Extended Data Fig. 2: Identification of the typical cell-cycle phase of karyokinesis, which is assumed to denote the end of DNA replication.

(a) Microscopy image segmentation to locate the nucleus in the mother cell containing mRFP1 fused to the histone protein Hta2, and to calculate the abundance of the fusion. Details of automatic nucleus segmentation are provided in Methods. To calculate the abundance of the fusion Hta2-mRFP in the mother cell nucleus, we sum the intensities of the pixels located within the segmented nucleus. This experiment was performed once, however, similar nucleus segmentation micrographs were observed in all microscopy time points in 105 cell cycles. (b) The relative abundance of the fusion Hta2-mRFP1 in the mother-cell nucleus during the cell cycle to identify the phase of karyokinesis. In each individual cell-cycle trace, we divide the abundance by the value at the phase zero (the first mitotic exit ME). The circular markers correspond to different cell-cycle traces and phases. The plot is built analogously to Fig. 1a. Cell cycles whose duration is smaller or equal to 120 mins are considered for this analysis. The average cell-cycle duration measured in minutes is indicated.

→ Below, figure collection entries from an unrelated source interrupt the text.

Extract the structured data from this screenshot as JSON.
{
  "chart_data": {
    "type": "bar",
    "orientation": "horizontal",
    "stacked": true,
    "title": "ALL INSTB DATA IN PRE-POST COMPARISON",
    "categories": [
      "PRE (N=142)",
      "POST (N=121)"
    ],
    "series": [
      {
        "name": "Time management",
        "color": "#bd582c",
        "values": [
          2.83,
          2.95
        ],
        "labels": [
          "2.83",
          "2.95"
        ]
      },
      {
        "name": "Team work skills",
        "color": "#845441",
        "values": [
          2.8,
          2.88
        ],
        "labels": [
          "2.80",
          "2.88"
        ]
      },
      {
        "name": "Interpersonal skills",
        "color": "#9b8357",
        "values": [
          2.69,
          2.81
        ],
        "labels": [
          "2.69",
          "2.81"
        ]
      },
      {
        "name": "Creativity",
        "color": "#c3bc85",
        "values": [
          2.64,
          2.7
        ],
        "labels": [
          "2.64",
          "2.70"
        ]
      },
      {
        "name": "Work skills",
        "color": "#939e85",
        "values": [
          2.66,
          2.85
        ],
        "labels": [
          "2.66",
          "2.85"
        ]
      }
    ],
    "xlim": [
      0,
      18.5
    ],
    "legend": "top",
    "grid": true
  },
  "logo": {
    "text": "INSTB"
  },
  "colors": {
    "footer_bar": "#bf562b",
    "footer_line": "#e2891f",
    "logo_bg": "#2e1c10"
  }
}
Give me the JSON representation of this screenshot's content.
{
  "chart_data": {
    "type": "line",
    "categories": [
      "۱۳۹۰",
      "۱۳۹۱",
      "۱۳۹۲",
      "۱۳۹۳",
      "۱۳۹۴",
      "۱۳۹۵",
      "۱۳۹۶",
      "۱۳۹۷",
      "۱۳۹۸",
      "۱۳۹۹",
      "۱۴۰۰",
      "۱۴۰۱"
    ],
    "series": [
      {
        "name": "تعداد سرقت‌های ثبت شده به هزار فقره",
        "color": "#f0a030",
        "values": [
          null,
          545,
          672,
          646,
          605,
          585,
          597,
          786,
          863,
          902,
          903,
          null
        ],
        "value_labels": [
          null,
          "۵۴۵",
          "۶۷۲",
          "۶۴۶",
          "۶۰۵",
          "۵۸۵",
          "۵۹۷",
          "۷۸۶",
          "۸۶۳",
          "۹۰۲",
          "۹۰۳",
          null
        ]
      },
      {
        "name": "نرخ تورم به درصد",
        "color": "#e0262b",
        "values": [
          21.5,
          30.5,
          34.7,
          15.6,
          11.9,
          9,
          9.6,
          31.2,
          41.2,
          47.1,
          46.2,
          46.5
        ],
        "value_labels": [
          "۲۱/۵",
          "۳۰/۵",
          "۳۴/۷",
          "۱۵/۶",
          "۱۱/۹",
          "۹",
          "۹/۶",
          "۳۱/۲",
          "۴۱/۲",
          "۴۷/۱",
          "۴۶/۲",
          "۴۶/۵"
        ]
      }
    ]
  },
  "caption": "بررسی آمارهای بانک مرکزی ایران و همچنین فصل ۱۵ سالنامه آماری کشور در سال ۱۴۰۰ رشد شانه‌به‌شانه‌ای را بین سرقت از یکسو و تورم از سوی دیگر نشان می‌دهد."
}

To summarize the behavior of the relative abundance during the cell cycle, we obtain the Gaussian process (GP) regression, whose mean and region of high posterior probability density (mean ± SD) are presented as the thick curve and the shaded area. The radial basis function (RBF) kernel assuming smoothness with the length scale range [0.05, 0.1] and the white kernel explaining the noise in the data with free noise level are used as a prior. We identified the typical cell cycle phase of karyokinesis as the middle time point between the maximal and minimal values of the GP regression mean after budding (the black vertical line).